Jumlah ini diperkirakan dapat mencukupi kebutuhan masyarakat, bahkan hingga pasca lebaran. Jumlah tersebut diproyeksikan akan terus meningkat seiring dengan kegiatan penyerapan gabah dan beras dalam negeri yang tengah berlangsung di semua wilayah Bengkulu.
Perum Bulog Bengkulu memastikan bahwa perang Iran-Israel tidak mengganggu pasokan beras di Provinsi Bengkulu. Sehingga masyarakat diminta tidak khawatir dan tidak melakukan panic buying yang menyebabkan penimbunan yang dapat berujung pada kelangkaan.

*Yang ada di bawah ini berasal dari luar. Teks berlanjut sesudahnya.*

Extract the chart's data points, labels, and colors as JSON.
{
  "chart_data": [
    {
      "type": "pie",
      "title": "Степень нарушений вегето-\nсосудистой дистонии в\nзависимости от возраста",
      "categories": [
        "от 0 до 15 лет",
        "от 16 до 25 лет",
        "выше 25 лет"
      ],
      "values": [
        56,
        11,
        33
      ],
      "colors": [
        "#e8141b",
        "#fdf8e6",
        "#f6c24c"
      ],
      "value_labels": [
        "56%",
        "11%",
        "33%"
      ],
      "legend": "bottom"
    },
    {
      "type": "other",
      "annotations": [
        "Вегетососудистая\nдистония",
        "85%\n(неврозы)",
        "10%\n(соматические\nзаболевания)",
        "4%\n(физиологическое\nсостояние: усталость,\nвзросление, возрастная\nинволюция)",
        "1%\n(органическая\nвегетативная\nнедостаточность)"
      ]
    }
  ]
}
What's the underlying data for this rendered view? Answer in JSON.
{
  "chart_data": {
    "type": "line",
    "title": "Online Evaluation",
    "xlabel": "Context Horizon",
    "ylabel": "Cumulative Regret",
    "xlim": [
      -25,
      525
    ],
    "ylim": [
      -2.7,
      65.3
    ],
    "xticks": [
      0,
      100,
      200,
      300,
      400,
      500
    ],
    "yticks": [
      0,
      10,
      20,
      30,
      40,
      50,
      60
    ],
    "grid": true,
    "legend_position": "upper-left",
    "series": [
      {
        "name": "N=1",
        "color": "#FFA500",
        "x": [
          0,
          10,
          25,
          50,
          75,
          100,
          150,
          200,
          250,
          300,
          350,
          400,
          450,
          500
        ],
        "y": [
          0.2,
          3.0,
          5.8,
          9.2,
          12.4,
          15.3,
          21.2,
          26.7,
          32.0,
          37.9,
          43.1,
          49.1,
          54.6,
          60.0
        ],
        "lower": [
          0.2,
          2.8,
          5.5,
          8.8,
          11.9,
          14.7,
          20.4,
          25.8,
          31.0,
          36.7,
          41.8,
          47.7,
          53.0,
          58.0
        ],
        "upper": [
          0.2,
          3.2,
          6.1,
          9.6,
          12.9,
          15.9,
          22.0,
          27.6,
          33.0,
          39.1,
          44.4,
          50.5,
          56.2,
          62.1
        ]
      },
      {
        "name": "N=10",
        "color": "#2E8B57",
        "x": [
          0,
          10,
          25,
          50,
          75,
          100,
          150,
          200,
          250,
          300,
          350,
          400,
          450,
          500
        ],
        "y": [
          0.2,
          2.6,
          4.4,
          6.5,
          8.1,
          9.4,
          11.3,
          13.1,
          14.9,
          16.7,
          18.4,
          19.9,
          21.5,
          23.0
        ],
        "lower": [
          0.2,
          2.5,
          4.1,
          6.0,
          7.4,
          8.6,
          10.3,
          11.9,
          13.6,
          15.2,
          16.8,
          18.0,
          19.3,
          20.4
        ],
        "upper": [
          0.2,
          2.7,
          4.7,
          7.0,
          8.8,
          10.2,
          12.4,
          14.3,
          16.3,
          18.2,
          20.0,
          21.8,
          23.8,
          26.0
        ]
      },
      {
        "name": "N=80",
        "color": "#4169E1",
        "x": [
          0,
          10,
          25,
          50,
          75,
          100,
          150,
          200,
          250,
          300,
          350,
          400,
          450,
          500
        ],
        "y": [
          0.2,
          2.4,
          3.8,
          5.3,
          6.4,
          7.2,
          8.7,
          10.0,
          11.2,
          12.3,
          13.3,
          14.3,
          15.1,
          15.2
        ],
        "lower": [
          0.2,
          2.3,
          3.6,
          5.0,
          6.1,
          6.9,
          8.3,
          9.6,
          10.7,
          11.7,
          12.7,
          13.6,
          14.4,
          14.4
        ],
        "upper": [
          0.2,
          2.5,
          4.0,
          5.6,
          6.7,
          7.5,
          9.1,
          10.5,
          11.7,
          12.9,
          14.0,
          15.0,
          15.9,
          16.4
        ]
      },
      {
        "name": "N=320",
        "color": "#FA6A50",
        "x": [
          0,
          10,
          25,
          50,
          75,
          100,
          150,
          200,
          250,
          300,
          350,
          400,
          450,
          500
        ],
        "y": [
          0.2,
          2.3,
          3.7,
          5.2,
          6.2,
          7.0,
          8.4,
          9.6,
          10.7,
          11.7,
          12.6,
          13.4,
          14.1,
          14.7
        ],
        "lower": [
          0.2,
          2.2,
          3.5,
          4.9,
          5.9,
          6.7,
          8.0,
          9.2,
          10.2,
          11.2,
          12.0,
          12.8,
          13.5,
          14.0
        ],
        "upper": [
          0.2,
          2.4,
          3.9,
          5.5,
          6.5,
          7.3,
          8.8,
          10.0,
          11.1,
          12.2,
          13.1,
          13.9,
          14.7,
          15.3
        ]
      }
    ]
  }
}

"Tidak perlu ada kepanikan di masyarakat. Stok pangan nasional dalam kondisi aman dan pemerintah terus memastikan ketersediaannya. Kami mengajak masyarakat untuk tetap tenang dan berbelanja secara wajar," ungkap Pemimpin Wilayah Perum Bulog Bengkulu, Dody Syahrial, Senin, 9 Maret 2026.
Selain itu, Perum Bulog Bengkulu juga memastikan ketersediaan minyak goreng turut dalam kondisi aman. Pendistribusian minyak goreng khususnya minyak goreng minyakita dilakukan setiap hari.